“Theo, come on, what are you doin’, naming them?”
“Leave me alone,” he responded, without taking his eyes from the parasites.
“Jesus Christ!” I exclaimed in disgust, bringing my slipper down on the five or so bugs that he’d corralled and smearing his blood all over the floor.
Displays like this would send my mood plummeting when I’d been up minutes before. Theo was losing it a little more each day and there didn’t seem to be anything anyone could do about it. I’d tried to talk to him, explaining that his behavior was affecting the morale of everyone in the room, hoping that he’d try to get it together for us if not for himself. His response was always confrontational, some version of telling me that he didn’t care, or to shut up and leave him alone. No matter how much I sometimes hated him, I never stopped trying to reach him, though it became harder and harder the more withdrawn and difficult he became.
Two days after Abdelatif joined our happy little family the door opened and Kawa, the jihadi formerly known as the Little Judge, entered in a denim shirt, looking determined and walking tall.
“Jumu’ah, come with me!” he ordered.
I covered my eyes and we walked out into the hallway together. As soon as the door was closed he grabbed the hood of my sweatshirt, pulled it down until I was hunched over, and punched me in the face. The punch was curiously painless and wouldn’t even leave a mark, so weak it was hard to believe it had come from a grown man. He pulled me down the hallway by my hood and led me into the boiler room, sitting me down on the floor in the dark. I listened as others followed us into the room, and I braced myself for the tire or the electricity I had heard them using on other prisoners. Yassine then crouched down to my right and translated for Kawa:
“Say you are a CIA or I will hit you very hard.”

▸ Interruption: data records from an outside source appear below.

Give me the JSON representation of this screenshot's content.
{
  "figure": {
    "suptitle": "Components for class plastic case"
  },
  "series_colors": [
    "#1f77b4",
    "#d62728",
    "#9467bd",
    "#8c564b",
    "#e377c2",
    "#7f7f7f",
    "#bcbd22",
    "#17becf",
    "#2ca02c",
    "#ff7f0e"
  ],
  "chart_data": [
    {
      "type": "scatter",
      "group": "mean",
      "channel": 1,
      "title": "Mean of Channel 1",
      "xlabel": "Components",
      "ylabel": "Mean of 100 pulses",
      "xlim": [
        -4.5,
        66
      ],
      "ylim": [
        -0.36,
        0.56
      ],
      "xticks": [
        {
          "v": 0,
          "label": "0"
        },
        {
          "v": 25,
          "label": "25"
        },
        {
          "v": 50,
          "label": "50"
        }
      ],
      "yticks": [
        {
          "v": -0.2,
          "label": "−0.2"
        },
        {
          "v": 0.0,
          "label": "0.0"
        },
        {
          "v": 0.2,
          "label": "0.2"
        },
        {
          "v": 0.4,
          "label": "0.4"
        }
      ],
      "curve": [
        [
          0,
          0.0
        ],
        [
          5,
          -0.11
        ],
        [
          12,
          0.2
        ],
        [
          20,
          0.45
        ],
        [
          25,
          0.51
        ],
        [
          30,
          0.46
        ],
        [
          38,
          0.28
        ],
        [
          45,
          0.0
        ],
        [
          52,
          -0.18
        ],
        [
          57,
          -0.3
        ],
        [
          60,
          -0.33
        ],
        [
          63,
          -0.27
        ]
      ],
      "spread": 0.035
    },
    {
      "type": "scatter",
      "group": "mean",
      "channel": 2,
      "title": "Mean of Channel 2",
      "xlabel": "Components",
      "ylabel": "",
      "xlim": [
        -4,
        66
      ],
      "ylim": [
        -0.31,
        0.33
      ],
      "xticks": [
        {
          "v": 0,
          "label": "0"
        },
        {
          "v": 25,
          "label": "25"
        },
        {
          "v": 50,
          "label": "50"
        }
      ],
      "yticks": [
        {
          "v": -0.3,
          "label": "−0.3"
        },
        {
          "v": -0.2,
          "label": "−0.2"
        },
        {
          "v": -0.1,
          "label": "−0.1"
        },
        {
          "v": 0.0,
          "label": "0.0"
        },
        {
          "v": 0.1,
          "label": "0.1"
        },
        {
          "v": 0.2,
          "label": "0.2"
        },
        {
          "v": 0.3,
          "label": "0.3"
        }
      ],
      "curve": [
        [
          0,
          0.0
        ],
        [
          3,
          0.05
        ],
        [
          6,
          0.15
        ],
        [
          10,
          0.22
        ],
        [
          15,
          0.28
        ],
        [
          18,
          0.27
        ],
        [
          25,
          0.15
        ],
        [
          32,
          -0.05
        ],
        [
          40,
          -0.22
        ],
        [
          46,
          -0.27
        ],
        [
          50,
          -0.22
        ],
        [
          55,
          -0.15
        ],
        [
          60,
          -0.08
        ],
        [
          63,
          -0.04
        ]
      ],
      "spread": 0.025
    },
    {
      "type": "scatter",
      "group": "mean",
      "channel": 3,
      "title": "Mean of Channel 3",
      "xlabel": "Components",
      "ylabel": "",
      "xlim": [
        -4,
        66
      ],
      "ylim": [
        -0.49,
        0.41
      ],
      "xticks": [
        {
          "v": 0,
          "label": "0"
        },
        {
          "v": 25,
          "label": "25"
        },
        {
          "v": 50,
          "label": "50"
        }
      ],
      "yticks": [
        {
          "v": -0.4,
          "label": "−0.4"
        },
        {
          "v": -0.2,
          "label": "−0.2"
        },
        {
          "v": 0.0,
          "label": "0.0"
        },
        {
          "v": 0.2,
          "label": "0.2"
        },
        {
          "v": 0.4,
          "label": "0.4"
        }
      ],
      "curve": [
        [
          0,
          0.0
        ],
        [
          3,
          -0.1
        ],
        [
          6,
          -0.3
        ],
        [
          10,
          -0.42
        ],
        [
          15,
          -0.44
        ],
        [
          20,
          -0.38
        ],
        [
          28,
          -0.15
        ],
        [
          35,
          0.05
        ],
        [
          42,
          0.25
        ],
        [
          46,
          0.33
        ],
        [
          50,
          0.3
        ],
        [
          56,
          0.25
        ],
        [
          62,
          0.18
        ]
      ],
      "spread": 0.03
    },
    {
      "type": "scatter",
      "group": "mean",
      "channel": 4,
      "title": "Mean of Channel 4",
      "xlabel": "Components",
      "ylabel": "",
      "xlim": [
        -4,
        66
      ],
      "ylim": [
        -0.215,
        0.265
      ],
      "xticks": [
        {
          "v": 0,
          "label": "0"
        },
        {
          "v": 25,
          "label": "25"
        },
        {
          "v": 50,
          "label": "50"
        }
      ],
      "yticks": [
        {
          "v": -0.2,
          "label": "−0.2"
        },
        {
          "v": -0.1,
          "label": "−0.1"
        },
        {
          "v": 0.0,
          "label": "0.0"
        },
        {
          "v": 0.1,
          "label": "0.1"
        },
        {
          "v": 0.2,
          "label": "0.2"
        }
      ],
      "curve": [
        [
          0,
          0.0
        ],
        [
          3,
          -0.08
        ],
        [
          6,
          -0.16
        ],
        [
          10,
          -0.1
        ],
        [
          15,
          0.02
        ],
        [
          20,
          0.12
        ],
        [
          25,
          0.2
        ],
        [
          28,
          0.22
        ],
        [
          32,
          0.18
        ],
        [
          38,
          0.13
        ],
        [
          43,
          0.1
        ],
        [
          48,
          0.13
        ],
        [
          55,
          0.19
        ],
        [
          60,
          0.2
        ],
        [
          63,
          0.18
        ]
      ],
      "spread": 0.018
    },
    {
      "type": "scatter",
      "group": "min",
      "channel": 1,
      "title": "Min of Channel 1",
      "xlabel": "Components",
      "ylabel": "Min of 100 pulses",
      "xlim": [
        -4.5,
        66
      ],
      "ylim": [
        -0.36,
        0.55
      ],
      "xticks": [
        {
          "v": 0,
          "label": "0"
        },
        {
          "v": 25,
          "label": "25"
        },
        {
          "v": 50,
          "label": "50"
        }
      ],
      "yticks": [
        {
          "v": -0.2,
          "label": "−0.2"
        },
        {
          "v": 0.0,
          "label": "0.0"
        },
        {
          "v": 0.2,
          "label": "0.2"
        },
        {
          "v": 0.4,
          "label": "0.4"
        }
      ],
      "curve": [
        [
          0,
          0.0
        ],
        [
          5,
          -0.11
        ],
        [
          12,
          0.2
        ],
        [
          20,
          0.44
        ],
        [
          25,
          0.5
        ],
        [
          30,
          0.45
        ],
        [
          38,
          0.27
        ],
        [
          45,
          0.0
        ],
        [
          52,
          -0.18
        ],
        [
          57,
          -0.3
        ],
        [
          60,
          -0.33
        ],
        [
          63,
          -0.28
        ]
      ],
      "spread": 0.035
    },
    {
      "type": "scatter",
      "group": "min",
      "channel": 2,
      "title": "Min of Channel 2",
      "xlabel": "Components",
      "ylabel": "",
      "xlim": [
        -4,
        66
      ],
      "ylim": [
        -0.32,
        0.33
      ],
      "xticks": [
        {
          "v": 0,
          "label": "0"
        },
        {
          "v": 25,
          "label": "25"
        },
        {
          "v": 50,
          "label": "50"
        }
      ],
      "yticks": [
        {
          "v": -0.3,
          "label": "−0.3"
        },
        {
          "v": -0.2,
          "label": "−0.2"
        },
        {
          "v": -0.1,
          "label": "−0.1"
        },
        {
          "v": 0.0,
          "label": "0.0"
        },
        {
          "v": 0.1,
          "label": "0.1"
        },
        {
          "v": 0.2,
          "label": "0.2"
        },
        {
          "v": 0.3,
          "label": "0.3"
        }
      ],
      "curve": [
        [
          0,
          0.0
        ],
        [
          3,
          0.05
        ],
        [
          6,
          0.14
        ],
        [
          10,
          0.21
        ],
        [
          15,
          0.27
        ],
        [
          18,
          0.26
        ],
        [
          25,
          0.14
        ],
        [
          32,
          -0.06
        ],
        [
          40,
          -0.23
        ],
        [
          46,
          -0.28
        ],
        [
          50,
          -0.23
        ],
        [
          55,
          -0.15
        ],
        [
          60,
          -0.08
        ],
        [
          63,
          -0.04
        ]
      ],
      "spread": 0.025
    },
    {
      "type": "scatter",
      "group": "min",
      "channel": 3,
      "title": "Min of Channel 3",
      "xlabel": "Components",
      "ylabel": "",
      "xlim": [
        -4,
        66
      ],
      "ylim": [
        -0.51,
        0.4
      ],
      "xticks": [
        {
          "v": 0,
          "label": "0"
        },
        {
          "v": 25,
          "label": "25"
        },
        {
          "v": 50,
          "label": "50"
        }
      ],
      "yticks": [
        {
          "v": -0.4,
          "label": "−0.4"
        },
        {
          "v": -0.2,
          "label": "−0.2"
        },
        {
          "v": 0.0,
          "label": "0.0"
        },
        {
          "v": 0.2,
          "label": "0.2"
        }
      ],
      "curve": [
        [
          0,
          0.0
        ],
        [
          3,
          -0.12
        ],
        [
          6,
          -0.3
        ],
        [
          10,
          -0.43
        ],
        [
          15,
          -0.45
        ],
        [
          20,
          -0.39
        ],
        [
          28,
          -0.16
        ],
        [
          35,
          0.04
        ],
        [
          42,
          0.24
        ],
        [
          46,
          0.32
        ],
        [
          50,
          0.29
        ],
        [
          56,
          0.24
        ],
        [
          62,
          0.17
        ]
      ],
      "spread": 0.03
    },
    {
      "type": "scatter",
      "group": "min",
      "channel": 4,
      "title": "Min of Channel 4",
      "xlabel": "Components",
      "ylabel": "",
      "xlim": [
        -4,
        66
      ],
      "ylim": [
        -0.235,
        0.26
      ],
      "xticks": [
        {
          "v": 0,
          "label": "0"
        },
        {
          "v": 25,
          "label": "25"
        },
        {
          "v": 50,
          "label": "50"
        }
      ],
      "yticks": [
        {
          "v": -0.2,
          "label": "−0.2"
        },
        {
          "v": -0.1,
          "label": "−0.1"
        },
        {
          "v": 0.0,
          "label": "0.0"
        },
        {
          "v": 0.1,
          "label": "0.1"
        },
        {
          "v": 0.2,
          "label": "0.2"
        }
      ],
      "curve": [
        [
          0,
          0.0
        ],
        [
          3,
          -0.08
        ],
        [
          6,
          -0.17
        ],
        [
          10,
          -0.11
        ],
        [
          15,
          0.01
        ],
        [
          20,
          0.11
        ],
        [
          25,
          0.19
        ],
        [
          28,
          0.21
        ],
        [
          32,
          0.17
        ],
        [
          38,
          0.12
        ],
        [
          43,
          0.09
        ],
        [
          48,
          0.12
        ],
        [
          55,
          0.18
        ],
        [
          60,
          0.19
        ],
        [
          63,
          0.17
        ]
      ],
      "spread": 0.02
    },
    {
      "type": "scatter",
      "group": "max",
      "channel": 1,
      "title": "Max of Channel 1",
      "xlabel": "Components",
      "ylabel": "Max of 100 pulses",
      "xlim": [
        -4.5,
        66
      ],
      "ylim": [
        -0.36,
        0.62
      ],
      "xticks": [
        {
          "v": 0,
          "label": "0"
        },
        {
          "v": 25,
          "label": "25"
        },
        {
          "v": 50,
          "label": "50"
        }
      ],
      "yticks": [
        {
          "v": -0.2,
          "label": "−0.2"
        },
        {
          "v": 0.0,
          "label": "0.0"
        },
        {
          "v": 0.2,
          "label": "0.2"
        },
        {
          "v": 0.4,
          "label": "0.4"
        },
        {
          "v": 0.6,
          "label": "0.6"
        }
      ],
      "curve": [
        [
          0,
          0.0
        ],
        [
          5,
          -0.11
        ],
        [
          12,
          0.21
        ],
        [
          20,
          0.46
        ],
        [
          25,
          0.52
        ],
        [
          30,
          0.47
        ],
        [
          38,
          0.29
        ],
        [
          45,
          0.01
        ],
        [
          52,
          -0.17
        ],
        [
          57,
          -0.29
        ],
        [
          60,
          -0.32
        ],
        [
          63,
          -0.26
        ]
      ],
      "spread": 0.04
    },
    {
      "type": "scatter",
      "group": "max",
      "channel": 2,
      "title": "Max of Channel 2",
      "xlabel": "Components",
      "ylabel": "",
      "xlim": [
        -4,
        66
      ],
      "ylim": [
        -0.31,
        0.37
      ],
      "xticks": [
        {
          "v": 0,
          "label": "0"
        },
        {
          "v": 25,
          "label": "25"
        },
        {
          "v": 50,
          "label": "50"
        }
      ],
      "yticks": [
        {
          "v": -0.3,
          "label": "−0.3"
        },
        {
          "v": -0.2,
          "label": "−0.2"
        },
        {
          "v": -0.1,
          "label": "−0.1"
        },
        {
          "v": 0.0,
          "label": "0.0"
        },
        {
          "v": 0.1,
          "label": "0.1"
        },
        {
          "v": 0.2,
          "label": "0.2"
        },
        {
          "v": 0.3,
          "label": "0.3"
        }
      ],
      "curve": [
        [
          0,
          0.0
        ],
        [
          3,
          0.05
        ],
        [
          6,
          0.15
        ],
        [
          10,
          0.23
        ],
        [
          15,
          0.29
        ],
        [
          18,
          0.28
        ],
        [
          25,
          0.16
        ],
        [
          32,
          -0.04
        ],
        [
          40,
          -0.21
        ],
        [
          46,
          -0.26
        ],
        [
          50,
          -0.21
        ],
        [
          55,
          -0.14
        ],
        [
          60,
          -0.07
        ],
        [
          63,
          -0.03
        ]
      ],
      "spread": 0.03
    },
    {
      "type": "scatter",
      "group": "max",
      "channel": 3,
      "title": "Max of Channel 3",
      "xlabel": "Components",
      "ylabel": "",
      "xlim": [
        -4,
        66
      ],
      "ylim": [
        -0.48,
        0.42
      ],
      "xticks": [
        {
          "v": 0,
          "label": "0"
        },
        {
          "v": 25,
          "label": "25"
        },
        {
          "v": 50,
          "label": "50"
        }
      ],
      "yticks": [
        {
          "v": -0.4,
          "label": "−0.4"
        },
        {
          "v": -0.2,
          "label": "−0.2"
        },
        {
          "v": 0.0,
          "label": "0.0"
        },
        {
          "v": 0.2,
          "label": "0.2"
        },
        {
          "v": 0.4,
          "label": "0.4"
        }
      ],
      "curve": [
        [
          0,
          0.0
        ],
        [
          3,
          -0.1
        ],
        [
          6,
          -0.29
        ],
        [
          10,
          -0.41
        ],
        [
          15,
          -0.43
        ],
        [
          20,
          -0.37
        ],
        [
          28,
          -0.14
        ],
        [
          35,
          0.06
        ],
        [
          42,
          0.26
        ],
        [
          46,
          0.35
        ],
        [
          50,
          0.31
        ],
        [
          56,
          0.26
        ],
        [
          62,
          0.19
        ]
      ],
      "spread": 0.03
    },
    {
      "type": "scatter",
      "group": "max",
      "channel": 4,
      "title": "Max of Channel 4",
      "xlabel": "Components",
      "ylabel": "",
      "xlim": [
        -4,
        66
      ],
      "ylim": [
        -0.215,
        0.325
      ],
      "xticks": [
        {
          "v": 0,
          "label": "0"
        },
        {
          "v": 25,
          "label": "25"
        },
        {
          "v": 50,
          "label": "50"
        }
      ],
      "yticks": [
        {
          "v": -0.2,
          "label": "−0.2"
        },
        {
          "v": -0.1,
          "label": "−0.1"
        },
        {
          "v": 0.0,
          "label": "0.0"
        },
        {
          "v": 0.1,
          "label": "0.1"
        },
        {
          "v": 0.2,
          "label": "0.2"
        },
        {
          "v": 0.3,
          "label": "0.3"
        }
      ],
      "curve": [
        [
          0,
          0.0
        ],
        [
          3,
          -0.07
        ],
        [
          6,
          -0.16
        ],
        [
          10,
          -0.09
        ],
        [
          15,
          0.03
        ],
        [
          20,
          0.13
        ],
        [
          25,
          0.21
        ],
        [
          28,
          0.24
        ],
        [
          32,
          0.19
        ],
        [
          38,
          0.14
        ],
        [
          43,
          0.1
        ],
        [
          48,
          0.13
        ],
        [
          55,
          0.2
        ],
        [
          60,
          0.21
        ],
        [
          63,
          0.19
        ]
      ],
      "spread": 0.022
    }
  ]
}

“But I’m not a CIA,” I said.
Yassine conveyed my response to Kawa and I immediately felt a kick to the side of my head at the same time that a thick cable struck the side of my foot. Unlike the punch, this hurt, and I let out a yell through a clenched jaw.
“Say you are a CIA or I will hit you very hard,” Yassine repeated.
“But Yassine, I’m not a CIA.”
After he translated this I felt another kick to the side of my head along with another lash to my foot. Kawa then stormed out of the room as if he was going to get something, something to use to break me and end this game once and for all. I sat there and contemplated my situation. I knew that management’s patience in waiting for my confession had run out, and I had heard enough victims screaming by now to know that if these people wanted you to say something, you were eventually going to say it. It didn’t matter how tough you were; it didn’t matter who you were—and it definitely didn’t matter if it was true. I came to the conclusion that I had lasted longer than any other civilian probably would have and it was time to fold. It wasn’t like I was endangering anyone else with my fake confession, and if I ever wanted to make it home or escape I had to stay as healthy as possible, which meant not inviting torture out of foolish pride.
“All right,” I said to Yassine, with my head down. “I’m a CIA agent.”
As soon as the words left my mouth Yassine ran from the room, ecstatic, to brag about being the one who’d finally gotten me to say the magic words. I heard him telling Kawa the good news, and then he returned to take me back to my cell with no further abuse.
When I got back into the room, Theo and Abdelatif greeted me with identical raised brows and inquisitive looks that said: Well?
“I did it,” I told them. “I confessed.”
This was no surprise to either of them, especially when they heard what had happened after Kawa took me down to the boiler room. Theo smiled and looked ecstatic that I had at last been brought down to his level. About two hours later the door opened again; this time it was Abu Dejana, Kawa’s assistant. He led me across the hall and into the kitchen, where a video camera sat on a tripod. Kawa stood beside it, holding an orange jumpsuit. Next to him was Chubs the Canadian, wearing his usual black mask. In his hand was a small notepad.
“How’s my investigation goin’?” I asked him sarcastically.
Chubs didn’t answer, just translated Kawa’s instructions to put on the jumpsuit as he handed it to me. I pulled it on over my clothes with a deep sense of dread. Making one of these videos was one of the two things that I’d feared the most during my imprisonment, because of what it would do to my mother. The other one was decapitation. Once the jumpsuit was on I turned to Kawa and held out my arms.
“How do I look?” I asked.
“Take off your hat,” Chubs translated.
“Oh, come on, man, don’t make me take off my hat!” I said. “Please. I look terrible.” I pointed to my bald head and the scruffy hair at the sides that I always kept shaved back home.
“He said to take it off,” Chubs countered.
“But I don’t want my mother to see me like this.”
“He doesn’t care. You have to take it off.”
“Well, if I take it off, can I get some yogurt and bread for me and the boys?”